Professor Joe Lee describes the history of the Famine Irish in New York City:
There was emigration into New York before the Famine, but it really exploded with the impact of the Famine. In the first years of 1845 to 1847, the fare to Quebec and Canada was actually cheaper than the fare to New York, but from 1847 on they poured into New York City. New York was growing dramatically at that stage. It happened to be the biggest port in America. The Irish Famine influx turned it into one of the world’s great ports. From 1848 on, the Irish carved out a place for themselves in New York City – sometimes against opposition, because they weren’t just Irish but predominantly Catholic coming into a predominantly Protestant city. That could lead to tensions. And of course, they were very poor for the most part. Many of them were on the verge of starvation when they arrived. They had to claw their way up.

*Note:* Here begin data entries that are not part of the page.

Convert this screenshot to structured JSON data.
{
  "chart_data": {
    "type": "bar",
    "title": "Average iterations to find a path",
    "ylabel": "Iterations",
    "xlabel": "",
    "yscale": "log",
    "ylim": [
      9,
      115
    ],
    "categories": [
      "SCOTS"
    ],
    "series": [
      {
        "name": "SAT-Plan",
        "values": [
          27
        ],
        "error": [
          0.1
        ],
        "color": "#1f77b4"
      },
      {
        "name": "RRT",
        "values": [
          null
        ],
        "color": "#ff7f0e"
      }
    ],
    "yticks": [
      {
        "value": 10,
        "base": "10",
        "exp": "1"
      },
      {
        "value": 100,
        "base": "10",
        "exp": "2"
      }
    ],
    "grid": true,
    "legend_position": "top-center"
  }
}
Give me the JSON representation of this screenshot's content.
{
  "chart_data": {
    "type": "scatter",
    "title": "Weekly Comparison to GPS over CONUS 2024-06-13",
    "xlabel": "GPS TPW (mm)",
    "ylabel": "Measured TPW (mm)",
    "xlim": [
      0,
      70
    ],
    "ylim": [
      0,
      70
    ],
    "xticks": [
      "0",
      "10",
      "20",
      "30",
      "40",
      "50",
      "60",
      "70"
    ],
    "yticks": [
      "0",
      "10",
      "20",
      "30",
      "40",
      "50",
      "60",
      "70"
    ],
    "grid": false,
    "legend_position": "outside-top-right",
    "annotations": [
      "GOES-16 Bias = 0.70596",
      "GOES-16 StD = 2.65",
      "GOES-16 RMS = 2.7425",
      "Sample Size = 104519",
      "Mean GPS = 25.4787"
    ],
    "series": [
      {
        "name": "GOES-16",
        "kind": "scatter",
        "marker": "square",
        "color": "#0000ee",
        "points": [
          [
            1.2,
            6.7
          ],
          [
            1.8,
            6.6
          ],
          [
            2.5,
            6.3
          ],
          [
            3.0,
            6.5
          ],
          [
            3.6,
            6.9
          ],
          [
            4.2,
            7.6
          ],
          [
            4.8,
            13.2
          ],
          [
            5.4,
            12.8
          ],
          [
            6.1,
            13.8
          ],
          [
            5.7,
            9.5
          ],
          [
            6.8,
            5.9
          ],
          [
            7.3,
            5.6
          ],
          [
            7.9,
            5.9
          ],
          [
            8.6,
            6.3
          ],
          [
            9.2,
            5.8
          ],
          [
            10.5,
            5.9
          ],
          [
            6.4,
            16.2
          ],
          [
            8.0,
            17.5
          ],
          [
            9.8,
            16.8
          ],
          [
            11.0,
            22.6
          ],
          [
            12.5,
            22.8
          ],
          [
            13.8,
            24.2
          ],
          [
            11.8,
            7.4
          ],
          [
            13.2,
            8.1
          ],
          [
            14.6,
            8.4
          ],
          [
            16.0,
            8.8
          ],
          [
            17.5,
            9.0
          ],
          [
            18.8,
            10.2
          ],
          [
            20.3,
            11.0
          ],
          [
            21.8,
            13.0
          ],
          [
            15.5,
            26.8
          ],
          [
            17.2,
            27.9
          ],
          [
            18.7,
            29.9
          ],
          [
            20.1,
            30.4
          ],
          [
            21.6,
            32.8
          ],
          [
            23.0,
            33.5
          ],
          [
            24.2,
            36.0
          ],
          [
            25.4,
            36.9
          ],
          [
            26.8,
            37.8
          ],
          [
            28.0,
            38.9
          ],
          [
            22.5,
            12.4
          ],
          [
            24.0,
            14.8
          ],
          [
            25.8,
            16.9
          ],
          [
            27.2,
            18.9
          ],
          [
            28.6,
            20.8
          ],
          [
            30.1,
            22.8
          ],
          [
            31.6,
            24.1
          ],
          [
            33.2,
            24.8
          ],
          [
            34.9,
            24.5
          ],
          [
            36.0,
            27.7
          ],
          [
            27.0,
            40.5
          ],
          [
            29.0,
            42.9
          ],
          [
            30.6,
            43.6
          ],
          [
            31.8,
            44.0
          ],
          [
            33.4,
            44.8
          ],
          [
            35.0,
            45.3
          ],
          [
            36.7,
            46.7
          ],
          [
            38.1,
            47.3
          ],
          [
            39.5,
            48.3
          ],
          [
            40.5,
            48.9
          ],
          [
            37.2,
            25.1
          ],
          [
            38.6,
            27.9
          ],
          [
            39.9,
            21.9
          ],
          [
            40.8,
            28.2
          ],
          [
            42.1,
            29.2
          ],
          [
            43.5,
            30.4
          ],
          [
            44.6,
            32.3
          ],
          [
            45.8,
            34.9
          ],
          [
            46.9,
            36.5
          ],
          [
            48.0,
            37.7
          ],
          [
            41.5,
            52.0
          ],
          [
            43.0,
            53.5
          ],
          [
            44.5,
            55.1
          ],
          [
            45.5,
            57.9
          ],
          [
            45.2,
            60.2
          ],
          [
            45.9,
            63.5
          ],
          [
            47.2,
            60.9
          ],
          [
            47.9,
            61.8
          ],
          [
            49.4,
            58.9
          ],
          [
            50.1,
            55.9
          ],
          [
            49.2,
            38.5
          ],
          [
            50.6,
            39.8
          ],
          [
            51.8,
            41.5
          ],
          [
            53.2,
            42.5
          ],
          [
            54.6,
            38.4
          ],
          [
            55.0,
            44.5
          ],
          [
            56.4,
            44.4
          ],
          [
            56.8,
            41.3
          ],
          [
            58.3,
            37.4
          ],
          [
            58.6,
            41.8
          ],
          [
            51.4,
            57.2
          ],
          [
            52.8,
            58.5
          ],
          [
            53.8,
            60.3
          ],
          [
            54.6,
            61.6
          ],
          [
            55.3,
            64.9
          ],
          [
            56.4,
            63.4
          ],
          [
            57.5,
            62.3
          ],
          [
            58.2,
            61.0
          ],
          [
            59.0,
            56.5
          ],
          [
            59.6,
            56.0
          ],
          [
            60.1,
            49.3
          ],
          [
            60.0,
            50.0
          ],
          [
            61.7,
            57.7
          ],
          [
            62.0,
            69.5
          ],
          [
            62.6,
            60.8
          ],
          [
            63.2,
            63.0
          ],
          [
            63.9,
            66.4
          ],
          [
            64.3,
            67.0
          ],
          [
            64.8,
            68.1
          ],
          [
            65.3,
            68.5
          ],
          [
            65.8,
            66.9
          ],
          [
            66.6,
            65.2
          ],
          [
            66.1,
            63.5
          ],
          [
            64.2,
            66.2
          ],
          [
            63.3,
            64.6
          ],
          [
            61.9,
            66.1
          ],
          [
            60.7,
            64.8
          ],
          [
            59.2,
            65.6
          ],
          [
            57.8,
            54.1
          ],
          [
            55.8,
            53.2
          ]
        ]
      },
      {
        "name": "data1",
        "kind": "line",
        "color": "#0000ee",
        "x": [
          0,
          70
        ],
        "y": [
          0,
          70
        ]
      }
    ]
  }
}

There was assistance. There was assistance from the Catholic Church, and from better off New Yorkers, sometimes Irish Protestants, in fact. But mostly it was a desperate struggle upwards. It took a generation for the Irish to establish themselves as very heavy hitters in New York politics. If you remember that by 1855 when the next census was taken after the Irish Famine migration, that the population of Manhattan, which was then the core of New York, over 25% was Irish born. It was also a 50-50 ratio of Irish male and female emigrants. That was one of the great striking features of Irish emigration to America. Most other European emigrants came with male majorities – sometimes 2 to 1 male majorities. It was 1 to 1 in Irish-America, which meant that they could intermarry. And so you have the persistence of Irish-America for much longer than other hyphenated-Americans.
By the 1870s, after the Civil War, their command of politics – because they knew politics from Ireland at a mass level from Daniel O’Connell on – from the 1870s to the 1930s, Irish politicians dominated New York politics. That was based on the number of Famine emigrants, the gender balance, and it was based on the capacity of the Irish to work their way up. They didn’t arrive there by politics alone. They arrived there because they were extremely good workers, extremely hard workers. New York was expanding very rapidly, growing in population, and the Irish flocked into the building industry. Because it was growing in wealth, a lot of the households of middle class America wanted servants. Of course, Irish women coming over, they had some English, and they were extremely good workers.
The Irish dominated major segments of the New York labour market by 1870s. That allowed them to become central to New York politics. Certainly from the 1870s to the 1930s and the Second World War, the Irish demonstrated considerable political ability and political capacity – much of which they had brought from Ireland with them. We forget just how advanced in political participation – not in political liberty – the Irish were because of the struggle with the English in many respects, compared with many European countries. So the Irish were at the cutting edge of a great deal of what happened – most of it good, some of it not so good, but most of it good in New York since the Famine. It is a tremendous legacy.